Most of the time, we each behave as though we are at the center of the drama of our own universe. Then moments happen like tonight, when we heard that Ruth Bader Ginsburg had died. Suddenly my own reality became small and her death and life loomed larger than my own, even to myself.

Today I grieve because this tiny giant of a woman is gone and I worry for our nation, for our future, for myself and my daughters and for every one of us. I worry that the death of a great woman will be turned into an ugly political battle that does no justice to her life or her legacy.

Justice Ginsburg stood up for those whose rights had been denied. She made us better, because she believed that women and men should have the same rights under the law. She used her life experience, her religion, and her education for the betterment of society. Now that she is gone, we are all the poorer.

In Judaism, we show signs of mourning over the passing of immediate relatives, and also over the passing of our community’s giants. Whenever a great leader died, people would tear their clothing just as they would for a parent, a child, a sibling, a spouse.
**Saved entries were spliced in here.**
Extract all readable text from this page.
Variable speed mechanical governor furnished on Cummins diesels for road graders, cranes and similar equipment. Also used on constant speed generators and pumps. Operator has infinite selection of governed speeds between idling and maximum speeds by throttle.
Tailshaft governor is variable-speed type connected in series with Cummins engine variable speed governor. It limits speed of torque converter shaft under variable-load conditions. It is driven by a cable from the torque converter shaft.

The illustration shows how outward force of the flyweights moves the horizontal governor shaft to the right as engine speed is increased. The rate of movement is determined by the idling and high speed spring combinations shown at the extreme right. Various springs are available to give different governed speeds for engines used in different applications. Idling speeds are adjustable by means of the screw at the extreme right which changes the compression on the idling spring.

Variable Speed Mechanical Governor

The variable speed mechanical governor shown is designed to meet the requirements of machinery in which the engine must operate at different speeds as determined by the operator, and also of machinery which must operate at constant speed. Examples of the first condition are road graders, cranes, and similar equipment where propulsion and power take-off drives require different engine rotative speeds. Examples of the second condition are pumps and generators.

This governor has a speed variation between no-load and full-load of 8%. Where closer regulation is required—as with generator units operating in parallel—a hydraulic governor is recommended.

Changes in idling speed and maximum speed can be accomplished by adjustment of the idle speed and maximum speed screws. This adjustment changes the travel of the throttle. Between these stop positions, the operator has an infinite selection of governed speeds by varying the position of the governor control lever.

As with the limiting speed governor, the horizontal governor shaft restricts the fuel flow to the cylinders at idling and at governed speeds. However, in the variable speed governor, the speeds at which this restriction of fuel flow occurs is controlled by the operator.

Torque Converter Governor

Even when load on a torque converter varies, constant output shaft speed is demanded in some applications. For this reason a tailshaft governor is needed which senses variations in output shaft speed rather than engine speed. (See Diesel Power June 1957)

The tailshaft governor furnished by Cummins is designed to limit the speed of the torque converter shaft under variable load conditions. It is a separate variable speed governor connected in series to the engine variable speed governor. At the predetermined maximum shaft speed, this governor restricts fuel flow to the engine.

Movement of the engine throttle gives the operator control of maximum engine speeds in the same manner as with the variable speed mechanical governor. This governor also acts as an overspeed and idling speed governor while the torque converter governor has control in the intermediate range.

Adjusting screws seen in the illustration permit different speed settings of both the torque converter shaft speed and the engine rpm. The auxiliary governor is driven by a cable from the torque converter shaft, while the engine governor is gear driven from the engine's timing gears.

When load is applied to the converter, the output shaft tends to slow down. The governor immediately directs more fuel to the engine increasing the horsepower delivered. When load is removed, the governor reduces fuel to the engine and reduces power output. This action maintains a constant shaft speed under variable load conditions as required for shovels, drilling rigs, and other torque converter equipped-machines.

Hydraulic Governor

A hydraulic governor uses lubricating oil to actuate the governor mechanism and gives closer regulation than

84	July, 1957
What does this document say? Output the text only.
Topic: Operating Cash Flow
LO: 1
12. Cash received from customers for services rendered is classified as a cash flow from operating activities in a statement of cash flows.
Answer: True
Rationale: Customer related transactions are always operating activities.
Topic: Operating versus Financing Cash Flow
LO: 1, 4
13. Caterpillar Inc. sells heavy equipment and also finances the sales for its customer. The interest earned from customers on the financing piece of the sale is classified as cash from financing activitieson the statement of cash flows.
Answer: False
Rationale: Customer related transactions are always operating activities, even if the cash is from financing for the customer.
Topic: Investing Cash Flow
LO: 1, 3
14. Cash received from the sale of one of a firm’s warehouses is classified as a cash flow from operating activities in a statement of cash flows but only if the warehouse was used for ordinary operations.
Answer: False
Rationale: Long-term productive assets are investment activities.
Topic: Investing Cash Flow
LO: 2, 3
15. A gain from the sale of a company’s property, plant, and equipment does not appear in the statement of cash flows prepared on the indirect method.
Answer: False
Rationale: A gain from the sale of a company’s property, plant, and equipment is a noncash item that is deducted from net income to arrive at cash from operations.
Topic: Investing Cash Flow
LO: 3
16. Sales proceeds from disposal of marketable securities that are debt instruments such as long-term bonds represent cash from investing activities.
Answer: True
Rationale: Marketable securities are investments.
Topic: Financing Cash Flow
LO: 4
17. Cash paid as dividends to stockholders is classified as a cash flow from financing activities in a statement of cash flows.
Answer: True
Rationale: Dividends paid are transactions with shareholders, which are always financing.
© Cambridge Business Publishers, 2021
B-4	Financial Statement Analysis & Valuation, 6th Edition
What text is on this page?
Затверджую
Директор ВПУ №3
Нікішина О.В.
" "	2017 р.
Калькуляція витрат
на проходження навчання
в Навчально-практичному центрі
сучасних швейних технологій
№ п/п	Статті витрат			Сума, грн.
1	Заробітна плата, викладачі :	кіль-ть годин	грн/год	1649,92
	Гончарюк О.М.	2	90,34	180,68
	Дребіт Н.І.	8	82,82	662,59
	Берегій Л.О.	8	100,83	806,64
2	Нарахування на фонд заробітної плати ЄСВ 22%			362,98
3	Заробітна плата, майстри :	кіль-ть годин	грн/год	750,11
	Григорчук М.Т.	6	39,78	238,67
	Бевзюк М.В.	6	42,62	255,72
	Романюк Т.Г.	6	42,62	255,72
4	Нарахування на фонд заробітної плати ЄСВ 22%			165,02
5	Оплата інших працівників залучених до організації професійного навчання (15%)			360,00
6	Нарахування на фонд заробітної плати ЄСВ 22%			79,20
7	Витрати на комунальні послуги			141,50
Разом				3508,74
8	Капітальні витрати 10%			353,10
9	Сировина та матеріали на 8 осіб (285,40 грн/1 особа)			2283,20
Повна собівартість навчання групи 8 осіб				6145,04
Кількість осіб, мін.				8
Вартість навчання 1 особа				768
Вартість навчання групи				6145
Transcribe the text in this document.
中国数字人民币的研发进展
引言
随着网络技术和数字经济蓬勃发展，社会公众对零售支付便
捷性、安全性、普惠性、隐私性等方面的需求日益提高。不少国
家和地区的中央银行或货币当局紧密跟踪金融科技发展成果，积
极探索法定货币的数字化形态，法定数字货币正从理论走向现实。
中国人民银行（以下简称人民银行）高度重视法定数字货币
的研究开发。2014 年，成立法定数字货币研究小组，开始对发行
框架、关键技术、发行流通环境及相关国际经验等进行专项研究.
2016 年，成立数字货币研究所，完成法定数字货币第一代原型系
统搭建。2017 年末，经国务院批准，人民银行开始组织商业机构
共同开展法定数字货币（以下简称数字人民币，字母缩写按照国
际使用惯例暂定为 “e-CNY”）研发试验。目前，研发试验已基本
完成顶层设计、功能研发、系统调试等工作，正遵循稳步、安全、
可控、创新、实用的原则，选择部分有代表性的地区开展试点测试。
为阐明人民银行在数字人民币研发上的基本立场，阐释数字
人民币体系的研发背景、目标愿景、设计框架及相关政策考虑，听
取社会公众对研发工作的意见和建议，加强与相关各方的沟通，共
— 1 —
Tomorrow I will wear a kriah ribbon, the Jewish symbol of mourning, as I did almost exactly nine years when my father died, and nearly four years ago when my mother died. I will rise for the Mourner’s Kaddish, and hope that my prayers, joined with those of so many others, will carry her soul higher and higher, whisking her away from this world and into the arms of the Divine.

John Lewis, another Giant of our age who died just two short months ago, once said “We may not have chosen this time, but the time has chosen us.”

If he was correct, then it is up to us to rise to the challenges of this time. Without John Lewis and Ruth Bader Ginsburg to guide us, it is up to us to shine the way, to be beacons of hope and light, to work tirelessly to make our society and our country a place where every person can strive to be their highest self. A place where poverty and lack of education, racism and antisemitism, bigotry and hatred are not plagues but repented sins, left in the dust heap of history.

It is Rosh Hashanah, the beginning of the Ten Days of Awe in Judaism. In our services we say ha’yom harat ha’olam, “today the world is born anew.” Today we have suffered a great loss, and if the world is indeed to be born anew, then we must make it happen. It is upon us.

Postscript: After I posted this I read a quote from Justice Ginsburg that resonated deeply: “Fight for the things that you care about, but do it in a way that will lead others to join you.”